Si Mme [O] épouse [X] verse au débat deux certificats médicaux datés des 8 et 12 novembre 2019 faisanr respectivement état d’un stress majeur et de troubles anxiodépressifs en lien avec la sphère professionnelle (pièces n°18 et 17 de l’intimée), l’unique fait matériellement établi que constitue le licenciement sans cause réelle et sérieuse ne permet pas de présumer de l’existence d’un harcèlement moral.
Le jugement entrepris sera donc confirmé en ce qu’il a débouté la salariée de sa demande de dommages et intérêts de ce chef.
III. Sur les autres demandes
Il sera fait droit à la demande de transmission des documents de fin de contrat rectifiés (attestation destinée à [11], devenu [6], [mentionnant comme motif de rupture un licenciement sans cause réelle et sérieuse au 5 février 2020'], certificat de travail, solde de tout compte, bulletin de salaire récapitulatif, conformes au présent arrêt dans le mois qui suit sa notification. Le jugement déféré sera émendé de ce chef. En revanche, il sera infirmé en ce qu’il a assorti cette transmission d’une astreinte.
Les créances de nature salariale produiront intérêts au taux légal à compter du 29 juillet 2020, date de réception par l’employeur de la convocation devant le bureau de conciliation du conseil de prud’hommes, et ce en application de l’article 1231-6 du code civil. Le jugement déféré sera émendé de ce chef.
Les créances de nature indemnitaire produiront intérêts au taux légal à compter du présent arrêt en application de l’article 1231-7 du code civil. Le jugement entrepris sera émendé sur ce point.
Les intérêts échus, dus au moins pour une année entière, produiront intérêts au taux légal en application de l’article 1343-2 du code civil.

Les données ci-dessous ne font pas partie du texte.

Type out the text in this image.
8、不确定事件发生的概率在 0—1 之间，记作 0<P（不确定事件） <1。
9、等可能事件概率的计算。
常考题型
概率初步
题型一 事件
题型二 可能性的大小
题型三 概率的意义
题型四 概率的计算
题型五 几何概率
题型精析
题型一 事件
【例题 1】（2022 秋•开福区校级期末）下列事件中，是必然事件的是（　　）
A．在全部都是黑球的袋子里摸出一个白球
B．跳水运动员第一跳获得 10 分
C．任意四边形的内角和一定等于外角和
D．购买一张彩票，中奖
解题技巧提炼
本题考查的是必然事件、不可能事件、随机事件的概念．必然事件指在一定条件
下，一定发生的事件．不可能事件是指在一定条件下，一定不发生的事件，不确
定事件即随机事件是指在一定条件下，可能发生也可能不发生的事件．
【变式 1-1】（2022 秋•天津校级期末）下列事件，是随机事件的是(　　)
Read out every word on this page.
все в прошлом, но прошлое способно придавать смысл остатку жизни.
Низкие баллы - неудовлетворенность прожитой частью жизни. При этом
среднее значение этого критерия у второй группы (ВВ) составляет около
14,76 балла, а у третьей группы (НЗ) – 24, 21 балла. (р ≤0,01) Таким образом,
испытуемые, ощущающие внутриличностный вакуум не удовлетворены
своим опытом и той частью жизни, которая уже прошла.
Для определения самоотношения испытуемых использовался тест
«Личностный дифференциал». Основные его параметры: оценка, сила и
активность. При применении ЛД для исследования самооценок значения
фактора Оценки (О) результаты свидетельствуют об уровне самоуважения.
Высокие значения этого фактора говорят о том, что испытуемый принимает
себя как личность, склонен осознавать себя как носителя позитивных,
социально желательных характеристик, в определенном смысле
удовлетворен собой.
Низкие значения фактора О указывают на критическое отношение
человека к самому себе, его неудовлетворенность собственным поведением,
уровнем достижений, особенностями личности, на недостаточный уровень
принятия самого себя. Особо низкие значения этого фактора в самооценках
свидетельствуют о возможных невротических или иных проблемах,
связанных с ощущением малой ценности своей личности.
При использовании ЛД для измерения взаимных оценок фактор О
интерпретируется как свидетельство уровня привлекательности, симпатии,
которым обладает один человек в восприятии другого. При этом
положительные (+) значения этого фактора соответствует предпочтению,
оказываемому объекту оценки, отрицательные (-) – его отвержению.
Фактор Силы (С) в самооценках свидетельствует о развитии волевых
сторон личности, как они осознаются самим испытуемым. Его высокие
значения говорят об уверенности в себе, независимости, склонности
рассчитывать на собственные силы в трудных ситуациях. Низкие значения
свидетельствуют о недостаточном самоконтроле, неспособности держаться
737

Le jugement déféré sera confirmé sur ce point.
Le jugement entrepris sera confirmé en ce qu’il a débouté [8] de sa demande au titre de l’article 700 du code de procédure civile et l’a condamnée à payer à la salariée la somme de 1 200 euros sur ce fondement, ainsi qu’aux dépens.
Y ajoutant, l’employeur sera débouté de sa demande au titre des frais irrépétibles formulée en cause d’appel et condamné à payer à Mme [O] épouse [X] la somme de 1 500 euros au titre des frais irrépétibles d’appel, ainsi qu’aux dépens de l’instance d’appel.
PAR CES MOTIFS
La cour, statuant par arrêt contradictoire rendu en dernier ressort, par mise à disposition au greffe,
Infirme le jugement du conseil de prud’hommes d’Aix-en-Provence en date du 27 janvier 2022 en ce qu’il a condamné la [3] à payer à Mme [C] [O] épouse [X] une indemnité pour irrégularité de la procédure de licenciement et a assorti la transmission des documents de fin de contrat rectifiés d’une astreinte;
Emende le jugement du conseil de prud’hommes d’Aix-en-Provence en date du 27 janvier 2022 s’agissant de la transmission des documents de fin de contrat rectifiés et des intérêts de droit assortissant les créances mises à la charge de la [3];
Confirme le jugement du conseil de prud’hommes d’Aix-en-Provence en date du 27 janvier 2022 pour le surplus de ses dispositions soumises à la cour;
Statuant à nouveau des chefs infirmé et émendés et y ajoutant,
Déboute Mme [C] [O] épouse [X] de sa demande de dommages et intérêts pour irrégularité de la procédure de licenciement;
Ordonne à la [3] de remettre à Mme [C] [O] épouse [X] des documents de fin de contrat rectifiés (attestation destinée à [11], devenu [6], [mentionnant comme motif de rupture un licenciement sans cause réelle et sérieuse au 5 février 2020'], certificat de travail, solde de tout compte, bulletin de salaire récapitulatif, conformes au présent arrêt, dans le mois qui suit sa notification;
Dit n’y avoir lieu d’assortir cette injonction d’une astreinte;
Déboute la [3] de sa demande au titre de l’article 700 du code de procédure civile;
Condamne la [3] à verser à Mme [C] [O] épouse [X] la somme de 1 500 euros au titre des frais irrépétibles de l’instance d’appel;
Dit que les créances de nature salariale produiront intérêts au taux légal à compter du 29 juillet 2020;
Dit que les créances de nature indemnitaire produiront intérêts au taux légal à compter du présent arrêt;
Condamne la [3] aux dépens de l’instance d’appel.